Security Limitations
- The CNS file functionality assumes that anyone who has the CNS file volume ID is an authorized user of the volume. Any user that has the CNS file volume ID can access the data stored in the volume.
- CNS file volume supports only the AUTH_SYS authentication, which is a user ID-based authentication. To protect access to the data in the CNS file volume, you must use appropriate user IDs for the containers accessing the CNS file volume.
- An unbound ReadWriteMany persistent volume referring to a CNS file volume can be bound by a persistent volume claim created by any Kubernetes user under any namespace.

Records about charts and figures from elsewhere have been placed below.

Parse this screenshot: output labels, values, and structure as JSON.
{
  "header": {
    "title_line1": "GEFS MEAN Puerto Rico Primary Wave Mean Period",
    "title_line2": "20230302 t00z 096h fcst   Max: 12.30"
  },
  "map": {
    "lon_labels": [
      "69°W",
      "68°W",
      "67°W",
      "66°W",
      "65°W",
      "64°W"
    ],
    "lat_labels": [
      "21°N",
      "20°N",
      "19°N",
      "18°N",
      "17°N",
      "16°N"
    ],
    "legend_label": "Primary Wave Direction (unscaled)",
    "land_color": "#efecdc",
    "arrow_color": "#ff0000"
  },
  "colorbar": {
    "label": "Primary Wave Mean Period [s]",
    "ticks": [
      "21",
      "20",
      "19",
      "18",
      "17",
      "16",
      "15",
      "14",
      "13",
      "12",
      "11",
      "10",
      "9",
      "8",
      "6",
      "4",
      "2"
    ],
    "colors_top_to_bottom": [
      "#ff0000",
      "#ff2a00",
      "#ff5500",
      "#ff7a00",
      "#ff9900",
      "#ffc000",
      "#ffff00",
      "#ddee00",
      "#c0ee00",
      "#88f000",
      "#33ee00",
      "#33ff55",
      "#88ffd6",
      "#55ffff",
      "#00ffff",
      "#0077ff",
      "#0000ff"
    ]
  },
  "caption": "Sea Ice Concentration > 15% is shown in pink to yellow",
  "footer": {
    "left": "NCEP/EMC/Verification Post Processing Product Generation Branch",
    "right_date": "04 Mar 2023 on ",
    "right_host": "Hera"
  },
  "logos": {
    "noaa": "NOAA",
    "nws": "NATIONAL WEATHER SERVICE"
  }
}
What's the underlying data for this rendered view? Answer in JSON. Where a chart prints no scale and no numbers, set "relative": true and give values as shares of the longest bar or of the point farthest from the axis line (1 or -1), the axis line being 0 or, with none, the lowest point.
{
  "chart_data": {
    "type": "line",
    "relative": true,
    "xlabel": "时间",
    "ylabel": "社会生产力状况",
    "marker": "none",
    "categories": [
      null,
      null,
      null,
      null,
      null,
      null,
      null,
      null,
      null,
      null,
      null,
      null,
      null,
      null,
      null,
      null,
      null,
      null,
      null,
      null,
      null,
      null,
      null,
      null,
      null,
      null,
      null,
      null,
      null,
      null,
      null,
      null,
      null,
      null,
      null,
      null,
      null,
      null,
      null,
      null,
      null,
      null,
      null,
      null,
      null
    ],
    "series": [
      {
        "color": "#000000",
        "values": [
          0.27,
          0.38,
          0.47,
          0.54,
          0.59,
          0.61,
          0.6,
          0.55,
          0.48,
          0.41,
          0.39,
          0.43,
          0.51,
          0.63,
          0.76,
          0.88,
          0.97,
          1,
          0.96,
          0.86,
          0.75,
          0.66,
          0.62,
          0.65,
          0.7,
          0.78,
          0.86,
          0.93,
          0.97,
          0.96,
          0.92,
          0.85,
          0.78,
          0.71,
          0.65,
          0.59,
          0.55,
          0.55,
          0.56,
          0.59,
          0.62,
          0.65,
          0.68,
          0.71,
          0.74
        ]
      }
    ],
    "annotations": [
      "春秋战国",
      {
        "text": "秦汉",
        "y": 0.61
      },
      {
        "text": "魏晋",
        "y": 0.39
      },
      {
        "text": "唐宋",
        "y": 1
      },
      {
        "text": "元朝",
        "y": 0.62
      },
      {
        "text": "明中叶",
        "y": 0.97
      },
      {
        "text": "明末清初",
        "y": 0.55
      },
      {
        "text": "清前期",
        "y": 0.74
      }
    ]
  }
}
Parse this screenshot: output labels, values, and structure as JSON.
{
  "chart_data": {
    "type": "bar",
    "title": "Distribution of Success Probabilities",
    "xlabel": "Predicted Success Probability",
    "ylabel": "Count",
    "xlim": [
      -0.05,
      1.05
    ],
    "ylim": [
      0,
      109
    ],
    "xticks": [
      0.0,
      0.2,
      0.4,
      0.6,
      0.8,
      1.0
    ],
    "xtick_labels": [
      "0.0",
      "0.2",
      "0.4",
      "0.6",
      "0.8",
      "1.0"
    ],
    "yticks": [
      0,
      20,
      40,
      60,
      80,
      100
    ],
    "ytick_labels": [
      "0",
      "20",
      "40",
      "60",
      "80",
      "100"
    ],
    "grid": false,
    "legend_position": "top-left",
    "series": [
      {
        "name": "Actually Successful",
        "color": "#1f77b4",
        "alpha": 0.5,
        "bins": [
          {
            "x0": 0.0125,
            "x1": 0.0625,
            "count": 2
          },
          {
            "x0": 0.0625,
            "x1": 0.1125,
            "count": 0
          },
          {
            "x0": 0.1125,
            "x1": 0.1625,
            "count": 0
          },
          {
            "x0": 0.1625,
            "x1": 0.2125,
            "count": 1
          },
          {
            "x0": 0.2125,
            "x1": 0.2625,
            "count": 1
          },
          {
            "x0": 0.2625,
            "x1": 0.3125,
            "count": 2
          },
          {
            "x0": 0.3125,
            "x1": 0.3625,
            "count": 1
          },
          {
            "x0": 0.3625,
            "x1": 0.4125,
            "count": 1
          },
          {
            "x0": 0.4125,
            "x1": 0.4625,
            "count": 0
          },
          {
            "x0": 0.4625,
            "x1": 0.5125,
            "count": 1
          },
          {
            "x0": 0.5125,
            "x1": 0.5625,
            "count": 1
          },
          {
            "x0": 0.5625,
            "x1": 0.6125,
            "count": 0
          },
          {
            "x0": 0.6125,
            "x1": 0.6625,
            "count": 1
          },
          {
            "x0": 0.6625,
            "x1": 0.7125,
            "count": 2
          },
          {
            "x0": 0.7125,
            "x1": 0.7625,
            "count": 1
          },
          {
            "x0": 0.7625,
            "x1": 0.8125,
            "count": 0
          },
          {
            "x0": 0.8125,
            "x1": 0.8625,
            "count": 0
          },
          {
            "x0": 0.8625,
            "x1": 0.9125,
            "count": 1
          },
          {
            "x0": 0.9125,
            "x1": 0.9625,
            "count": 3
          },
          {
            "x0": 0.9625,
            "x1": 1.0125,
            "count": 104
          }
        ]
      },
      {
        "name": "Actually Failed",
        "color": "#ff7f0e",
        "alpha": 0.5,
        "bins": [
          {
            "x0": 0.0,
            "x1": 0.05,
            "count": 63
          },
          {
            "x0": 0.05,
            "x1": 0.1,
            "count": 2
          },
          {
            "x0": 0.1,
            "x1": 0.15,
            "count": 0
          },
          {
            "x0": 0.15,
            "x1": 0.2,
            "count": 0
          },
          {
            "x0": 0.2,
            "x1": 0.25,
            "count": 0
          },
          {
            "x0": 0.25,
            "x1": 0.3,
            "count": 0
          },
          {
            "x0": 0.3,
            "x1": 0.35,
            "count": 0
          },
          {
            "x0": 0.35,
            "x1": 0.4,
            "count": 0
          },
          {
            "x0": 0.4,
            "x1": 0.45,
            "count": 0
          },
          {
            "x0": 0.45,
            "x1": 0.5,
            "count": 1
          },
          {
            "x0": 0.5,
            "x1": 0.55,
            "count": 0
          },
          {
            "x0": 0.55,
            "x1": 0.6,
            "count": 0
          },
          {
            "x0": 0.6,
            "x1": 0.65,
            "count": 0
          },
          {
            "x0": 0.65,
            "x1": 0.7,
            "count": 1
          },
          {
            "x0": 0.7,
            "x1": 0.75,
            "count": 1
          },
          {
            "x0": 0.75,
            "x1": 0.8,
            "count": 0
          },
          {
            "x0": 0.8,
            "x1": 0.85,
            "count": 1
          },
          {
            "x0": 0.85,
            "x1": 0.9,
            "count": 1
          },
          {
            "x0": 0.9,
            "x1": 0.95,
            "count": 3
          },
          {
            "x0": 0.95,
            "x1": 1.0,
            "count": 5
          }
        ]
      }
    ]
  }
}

Make sure that only authorized users have access to Kubernetes to avoid security issues.
Configuring the CSI Driver to Access vSAN File Service Clusters
Depending on the configuration, the CSI driver can provision file volumes on one or several vSAN clusters where the file service is enabled.
You can restrict access to only specific vSAN clusters where the file service is enabled. When deploying the Kubernetes cluster, configure the CSI driver with access to specific file service vSAN clusters. As a result, the CSI driver can provision the file volumes only on those vSAN clusters.
In the default configuration, the CSI driver uses any file service vSAN cluster available in vCenter Server for the file volume provisioning. The CSI driver does not verify which file service vSAN cluster is accessible while provisioning file volumes.